Y la transformación no está en eso que exhibe el discurso “revolucionario”; en las escuelas “para todos”, en la salud para todos o en la falsedad de que el hambre es también para todos. La transformación más evidente, y también la más peligrosa, fue la intolerancia que se exhibió desde el inicio, donde muchos fueron obligados a mentir para conseguir la supervivencia. Este país desconoció desde entonces el diálogo afable y respetuoso. El diálogo desapareció y fue sustituido por la forzada obediencia.
Hoy recuerdo mucho a mi padre y su gran apego a la conversación y al respeto. Recuerdo al hombre que creyó en algo y fue capaz de respetar a quienes no creían. Hoy recuerdo al padre que fue un hombre pacífico y amoroso, tanto que todos le decían Jorgito, como si con el diminutivo probaran, quienes le conocían, el afecto que despertaba. Hoy recuerdo a mi abuela Ángela y pienso en su elegancia, ese garbo que ninguna contingencia pudo destruir. Hago memoria y la veo en la bodega, elegante y discreta, pausada y sin afectaciones, dispuesta siempre al dialogo sincero y tolerante. Ella nunca fue comunista, ella solo se congregó con las “Hijas de Acacia”, y con la tolerancia.
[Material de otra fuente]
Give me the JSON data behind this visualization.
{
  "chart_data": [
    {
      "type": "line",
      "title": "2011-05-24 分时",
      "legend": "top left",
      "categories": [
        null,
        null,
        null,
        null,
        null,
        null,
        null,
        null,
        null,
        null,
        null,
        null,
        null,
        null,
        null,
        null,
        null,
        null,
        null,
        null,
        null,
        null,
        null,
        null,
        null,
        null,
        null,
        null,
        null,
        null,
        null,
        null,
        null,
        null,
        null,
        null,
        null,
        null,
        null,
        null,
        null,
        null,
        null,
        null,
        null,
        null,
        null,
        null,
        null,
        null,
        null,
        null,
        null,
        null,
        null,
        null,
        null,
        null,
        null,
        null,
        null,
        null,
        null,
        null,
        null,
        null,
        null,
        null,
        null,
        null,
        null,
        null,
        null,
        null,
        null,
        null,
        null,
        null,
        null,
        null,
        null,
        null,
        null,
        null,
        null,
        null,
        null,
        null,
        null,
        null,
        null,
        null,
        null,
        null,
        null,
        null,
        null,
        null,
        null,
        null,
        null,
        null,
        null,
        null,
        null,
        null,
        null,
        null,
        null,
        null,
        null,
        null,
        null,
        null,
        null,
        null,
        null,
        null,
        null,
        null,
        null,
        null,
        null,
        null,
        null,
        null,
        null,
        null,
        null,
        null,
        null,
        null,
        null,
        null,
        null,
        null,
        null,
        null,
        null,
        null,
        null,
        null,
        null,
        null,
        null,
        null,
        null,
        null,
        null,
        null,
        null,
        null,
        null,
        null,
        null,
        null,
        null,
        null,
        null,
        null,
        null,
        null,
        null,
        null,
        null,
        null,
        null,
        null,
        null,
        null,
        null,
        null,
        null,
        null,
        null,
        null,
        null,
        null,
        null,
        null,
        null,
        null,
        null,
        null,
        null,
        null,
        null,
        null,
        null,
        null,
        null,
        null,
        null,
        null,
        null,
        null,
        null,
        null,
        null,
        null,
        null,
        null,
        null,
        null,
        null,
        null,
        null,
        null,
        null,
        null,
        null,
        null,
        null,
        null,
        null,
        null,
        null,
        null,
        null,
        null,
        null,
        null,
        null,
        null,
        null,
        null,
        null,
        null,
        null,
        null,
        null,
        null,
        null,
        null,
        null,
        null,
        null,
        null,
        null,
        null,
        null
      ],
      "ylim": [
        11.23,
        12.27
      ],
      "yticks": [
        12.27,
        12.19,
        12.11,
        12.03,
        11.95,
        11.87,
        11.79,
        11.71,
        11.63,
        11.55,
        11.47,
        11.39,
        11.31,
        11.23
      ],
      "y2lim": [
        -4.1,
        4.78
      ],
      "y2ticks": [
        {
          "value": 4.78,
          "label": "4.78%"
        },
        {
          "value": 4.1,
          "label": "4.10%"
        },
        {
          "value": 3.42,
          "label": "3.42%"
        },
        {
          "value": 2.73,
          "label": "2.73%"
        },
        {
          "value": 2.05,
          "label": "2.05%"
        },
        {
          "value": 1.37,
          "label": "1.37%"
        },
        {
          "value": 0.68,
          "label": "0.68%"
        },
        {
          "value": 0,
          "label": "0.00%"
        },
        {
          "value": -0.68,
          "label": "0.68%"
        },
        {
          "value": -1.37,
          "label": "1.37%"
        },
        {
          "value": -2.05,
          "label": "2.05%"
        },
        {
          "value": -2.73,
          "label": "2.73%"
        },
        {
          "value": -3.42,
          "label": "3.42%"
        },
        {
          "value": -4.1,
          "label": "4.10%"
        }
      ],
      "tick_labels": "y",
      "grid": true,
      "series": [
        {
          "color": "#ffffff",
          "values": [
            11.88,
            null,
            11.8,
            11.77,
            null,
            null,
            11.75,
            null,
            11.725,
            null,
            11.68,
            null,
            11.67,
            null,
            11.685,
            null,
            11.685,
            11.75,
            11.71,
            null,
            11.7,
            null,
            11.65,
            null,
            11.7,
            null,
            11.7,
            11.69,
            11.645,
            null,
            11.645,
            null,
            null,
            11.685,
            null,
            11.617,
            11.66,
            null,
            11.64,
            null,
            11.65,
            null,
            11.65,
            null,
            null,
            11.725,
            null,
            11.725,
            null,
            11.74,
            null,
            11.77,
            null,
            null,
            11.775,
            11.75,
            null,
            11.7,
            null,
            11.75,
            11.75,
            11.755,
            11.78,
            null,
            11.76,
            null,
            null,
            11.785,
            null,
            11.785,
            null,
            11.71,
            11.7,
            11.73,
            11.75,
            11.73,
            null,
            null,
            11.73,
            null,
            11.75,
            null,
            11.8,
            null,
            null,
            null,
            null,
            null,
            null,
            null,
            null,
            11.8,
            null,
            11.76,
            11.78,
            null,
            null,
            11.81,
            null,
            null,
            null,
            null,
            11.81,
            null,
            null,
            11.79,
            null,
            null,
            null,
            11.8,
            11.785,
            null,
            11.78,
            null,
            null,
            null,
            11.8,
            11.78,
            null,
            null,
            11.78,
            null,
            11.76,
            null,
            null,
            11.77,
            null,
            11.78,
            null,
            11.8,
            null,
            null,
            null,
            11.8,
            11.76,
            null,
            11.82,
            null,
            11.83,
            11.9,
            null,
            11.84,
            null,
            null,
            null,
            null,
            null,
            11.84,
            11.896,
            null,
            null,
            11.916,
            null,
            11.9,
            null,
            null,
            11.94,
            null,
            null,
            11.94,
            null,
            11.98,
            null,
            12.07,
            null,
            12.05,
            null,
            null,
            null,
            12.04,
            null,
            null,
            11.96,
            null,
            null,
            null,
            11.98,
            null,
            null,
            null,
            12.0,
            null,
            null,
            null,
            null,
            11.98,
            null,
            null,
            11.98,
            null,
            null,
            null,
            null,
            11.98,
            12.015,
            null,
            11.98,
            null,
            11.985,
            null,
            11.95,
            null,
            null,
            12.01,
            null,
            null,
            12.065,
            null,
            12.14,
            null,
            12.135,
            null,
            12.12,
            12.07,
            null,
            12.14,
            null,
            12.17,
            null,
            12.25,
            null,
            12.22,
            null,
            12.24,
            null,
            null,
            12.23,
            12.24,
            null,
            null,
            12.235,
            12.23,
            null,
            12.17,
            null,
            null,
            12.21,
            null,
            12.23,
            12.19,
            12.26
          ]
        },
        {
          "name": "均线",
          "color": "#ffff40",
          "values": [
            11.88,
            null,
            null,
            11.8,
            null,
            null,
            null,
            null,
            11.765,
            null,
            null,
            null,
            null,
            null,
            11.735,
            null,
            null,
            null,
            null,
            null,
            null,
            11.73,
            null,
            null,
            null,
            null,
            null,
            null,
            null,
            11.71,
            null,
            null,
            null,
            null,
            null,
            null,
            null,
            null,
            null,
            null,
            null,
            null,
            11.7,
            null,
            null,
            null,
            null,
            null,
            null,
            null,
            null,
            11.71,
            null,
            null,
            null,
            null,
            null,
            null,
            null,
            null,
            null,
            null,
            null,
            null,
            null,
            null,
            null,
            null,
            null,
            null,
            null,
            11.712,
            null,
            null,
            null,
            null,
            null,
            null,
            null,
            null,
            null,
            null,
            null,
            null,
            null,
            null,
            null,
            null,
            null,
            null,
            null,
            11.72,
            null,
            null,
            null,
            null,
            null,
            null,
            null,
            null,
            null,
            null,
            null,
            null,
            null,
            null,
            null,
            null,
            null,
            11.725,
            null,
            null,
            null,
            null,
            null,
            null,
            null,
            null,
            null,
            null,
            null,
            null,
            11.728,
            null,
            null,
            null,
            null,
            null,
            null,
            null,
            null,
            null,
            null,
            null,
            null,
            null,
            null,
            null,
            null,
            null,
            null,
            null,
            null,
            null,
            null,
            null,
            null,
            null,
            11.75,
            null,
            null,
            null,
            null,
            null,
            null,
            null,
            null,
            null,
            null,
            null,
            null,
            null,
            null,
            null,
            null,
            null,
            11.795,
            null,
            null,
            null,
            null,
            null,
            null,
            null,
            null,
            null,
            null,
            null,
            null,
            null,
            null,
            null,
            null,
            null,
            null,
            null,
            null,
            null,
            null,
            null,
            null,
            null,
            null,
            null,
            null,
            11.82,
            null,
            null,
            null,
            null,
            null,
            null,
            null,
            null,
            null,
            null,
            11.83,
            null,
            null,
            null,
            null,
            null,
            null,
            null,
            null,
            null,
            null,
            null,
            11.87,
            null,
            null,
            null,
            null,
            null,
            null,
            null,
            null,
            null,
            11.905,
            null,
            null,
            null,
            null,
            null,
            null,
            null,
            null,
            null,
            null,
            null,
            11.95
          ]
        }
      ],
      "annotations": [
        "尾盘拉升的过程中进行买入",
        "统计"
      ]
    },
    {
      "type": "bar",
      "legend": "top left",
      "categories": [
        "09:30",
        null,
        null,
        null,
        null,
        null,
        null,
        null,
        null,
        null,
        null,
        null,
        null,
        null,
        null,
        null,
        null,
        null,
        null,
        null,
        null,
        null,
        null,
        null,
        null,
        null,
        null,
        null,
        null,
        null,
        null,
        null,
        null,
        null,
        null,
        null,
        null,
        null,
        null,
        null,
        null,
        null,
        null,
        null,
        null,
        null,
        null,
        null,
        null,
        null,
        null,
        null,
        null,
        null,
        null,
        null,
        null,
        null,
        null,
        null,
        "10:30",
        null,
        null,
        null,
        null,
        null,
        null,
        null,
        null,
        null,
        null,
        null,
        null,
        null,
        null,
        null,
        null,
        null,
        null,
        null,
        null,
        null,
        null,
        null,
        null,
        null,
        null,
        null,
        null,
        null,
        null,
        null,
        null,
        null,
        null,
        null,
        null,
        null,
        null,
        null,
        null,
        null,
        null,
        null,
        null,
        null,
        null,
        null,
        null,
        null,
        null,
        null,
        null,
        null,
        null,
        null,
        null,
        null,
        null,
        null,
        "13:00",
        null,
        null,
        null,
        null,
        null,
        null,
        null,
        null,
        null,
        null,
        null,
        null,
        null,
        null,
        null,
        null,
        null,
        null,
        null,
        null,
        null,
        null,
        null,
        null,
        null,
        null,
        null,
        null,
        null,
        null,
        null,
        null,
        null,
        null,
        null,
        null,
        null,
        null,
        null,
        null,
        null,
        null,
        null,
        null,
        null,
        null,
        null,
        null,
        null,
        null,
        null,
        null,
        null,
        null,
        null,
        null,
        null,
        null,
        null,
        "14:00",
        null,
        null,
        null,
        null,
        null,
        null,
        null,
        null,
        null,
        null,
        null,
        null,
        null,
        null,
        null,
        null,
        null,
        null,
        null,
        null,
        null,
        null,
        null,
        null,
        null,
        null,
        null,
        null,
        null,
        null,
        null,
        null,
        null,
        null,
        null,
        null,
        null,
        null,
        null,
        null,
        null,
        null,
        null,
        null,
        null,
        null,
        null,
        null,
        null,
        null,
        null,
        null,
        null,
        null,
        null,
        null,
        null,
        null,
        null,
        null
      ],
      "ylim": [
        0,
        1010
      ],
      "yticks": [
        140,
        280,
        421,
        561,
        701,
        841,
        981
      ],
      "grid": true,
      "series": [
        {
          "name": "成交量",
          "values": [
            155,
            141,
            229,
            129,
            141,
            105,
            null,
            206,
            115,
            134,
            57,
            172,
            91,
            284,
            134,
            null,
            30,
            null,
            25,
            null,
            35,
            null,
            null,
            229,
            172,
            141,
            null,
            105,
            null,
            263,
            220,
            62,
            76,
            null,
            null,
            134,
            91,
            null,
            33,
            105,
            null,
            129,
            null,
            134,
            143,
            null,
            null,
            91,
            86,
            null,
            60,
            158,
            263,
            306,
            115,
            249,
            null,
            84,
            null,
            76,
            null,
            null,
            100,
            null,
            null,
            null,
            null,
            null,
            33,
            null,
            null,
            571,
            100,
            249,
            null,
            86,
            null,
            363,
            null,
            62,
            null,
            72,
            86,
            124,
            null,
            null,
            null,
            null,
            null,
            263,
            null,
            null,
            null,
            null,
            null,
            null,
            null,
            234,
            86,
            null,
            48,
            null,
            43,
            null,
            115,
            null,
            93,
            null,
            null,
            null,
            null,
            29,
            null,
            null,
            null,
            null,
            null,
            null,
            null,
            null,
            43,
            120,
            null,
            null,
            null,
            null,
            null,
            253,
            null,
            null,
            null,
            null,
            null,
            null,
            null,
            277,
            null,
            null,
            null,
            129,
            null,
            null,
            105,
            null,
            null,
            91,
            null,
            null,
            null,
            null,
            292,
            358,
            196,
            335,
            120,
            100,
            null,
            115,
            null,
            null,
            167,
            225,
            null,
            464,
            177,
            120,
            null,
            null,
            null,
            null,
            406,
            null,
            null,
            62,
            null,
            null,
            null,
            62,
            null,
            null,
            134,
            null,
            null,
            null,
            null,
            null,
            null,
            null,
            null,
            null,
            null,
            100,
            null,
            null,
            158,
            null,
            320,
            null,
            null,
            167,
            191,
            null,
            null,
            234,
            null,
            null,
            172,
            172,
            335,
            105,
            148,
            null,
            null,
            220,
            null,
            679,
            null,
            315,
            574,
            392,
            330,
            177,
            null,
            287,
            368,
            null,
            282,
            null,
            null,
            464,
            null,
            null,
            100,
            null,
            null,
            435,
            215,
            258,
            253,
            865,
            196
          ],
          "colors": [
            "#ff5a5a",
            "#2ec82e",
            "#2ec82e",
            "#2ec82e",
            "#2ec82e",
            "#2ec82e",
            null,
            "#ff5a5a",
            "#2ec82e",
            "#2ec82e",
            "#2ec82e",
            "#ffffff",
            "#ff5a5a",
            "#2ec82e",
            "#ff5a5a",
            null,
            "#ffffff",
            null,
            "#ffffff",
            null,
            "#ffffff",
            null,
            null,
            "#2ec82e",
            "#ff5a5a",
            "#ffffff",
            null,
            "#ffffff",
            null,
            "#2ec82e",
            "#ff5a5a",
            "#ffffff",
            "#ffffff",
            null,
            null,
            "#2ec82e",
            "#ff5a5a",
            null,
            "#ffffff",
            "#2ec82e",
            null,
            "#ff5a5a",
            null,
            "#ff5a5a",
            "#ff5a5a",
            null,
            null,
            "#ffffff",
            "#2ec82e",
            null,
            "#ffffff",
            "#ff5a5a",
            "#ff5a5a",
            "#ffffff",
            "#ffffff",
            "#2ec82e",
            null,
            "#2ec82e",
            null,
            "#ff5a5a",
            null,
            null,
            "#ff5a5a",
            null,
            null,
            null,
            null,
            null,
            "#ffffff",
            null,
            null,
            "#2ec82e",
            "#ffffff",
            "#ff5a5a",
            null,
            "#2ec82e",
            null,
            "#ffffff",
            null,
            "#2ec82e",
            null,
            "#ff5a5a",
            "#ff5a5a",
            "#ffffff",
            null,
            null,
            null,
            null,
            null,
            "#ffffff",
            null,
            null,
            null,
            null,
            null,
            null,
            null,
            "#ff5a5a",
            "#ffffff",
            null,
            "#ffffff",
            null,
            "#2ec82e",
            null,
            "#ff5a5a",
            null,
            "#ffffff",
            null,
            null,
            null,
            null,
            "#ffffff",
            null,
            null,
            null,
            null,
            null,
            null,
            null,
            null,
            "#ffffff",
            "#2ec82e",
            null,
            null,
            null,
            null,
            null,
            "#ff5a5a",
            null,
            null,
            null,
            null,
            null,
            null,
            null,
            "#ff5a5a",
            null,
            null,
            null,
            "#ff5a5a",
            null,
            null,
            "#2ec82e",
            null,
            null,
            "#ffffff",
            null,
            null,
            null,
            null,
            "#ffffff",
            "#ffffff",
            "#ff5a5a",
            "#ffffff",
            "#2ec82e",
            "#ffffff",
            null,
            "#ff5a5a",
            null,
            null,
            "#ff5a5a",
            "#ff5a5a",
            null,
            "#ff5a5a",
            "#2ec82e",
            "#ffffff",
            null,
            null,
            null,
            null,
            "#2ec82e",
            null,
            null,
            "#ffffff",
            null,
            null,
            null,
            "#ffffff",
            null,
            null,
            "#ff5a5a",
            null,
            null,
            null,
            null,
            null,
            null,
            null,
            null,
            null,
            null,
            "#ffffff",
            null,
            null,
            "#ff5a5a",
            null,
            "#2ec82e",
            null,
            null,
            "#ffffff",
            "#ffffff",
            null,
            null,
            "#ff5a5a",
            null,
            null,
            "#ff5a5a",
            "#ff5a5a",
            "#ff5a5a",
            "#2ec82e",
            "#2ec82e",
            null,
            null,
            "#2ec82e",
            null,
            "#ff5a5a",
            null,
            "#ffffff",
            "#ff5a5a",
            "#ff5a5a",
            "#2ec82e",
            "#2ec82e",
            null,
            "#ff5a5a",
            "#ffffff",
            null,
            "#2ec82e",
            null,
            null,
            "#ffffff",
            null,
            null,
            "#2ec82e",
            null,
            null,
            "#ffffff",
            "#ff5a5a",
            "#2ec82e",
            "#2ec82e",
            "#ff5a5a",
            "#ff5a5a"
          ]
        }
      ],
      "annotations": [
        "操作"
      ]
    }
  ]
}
Quizá algún encrucijadense en el exilio, que es donde podría leerme, repase estas líneas, y también recuerde a mi padre, y a mi abuela. Quizá muchos cubanos que lean estas líneas se pregunten a qué lugar fueron a parar la tolerancia y las buenas maneras que alguna vez tuvo Cuba, incluso cuando el acceso a los estudios superiores no era tan común como lo es hoy. Por estos días son muchas más las “universidades”, son más los que estudian en ellas, pero habría que preguntarse lo qué aprenden o al menos qué les enseñan. Lo primero que dejan en claro las universidades es que deben ser fieles si es que pretenden concluir sus estudios, de lo contrario le podría suceder a cualquiera lo mismo que a Gaudencio, aquel compañero de mi hermano que no pudo entrar a la vocacional aunque fuera, de entre todos, el mejor.
Hoy mi padre y mi abuela estarían cumpliendo años, pero ya no están, porque todo lo que comienza termina, incluso la vida de aquellos que queremos mucho. Hoy, después de sesenta años de intolerancia, pienso en ellos y me pregunto por lo que pensarían si vieran, desde el sitio en que se encuentran, esta Cuba que hoy vivimos, me pregunto qué comentarios harían de este oprobio. Hoy, por mi padre y mi abuela, me gustaría convocar a la tolerancia, al diálogo, pero no saldré a la calle a pedirlo porque tengo la certeza de que terminaría preso. Hoy, el comentario más “tolerante” que se podría hacer en Cuba es, sin dudas: “Si quieres sobrevivir deja de meterte con el gobierno”. Hoy mi abuela y mi padre cumplirían año si la intolerante muerte no existiera.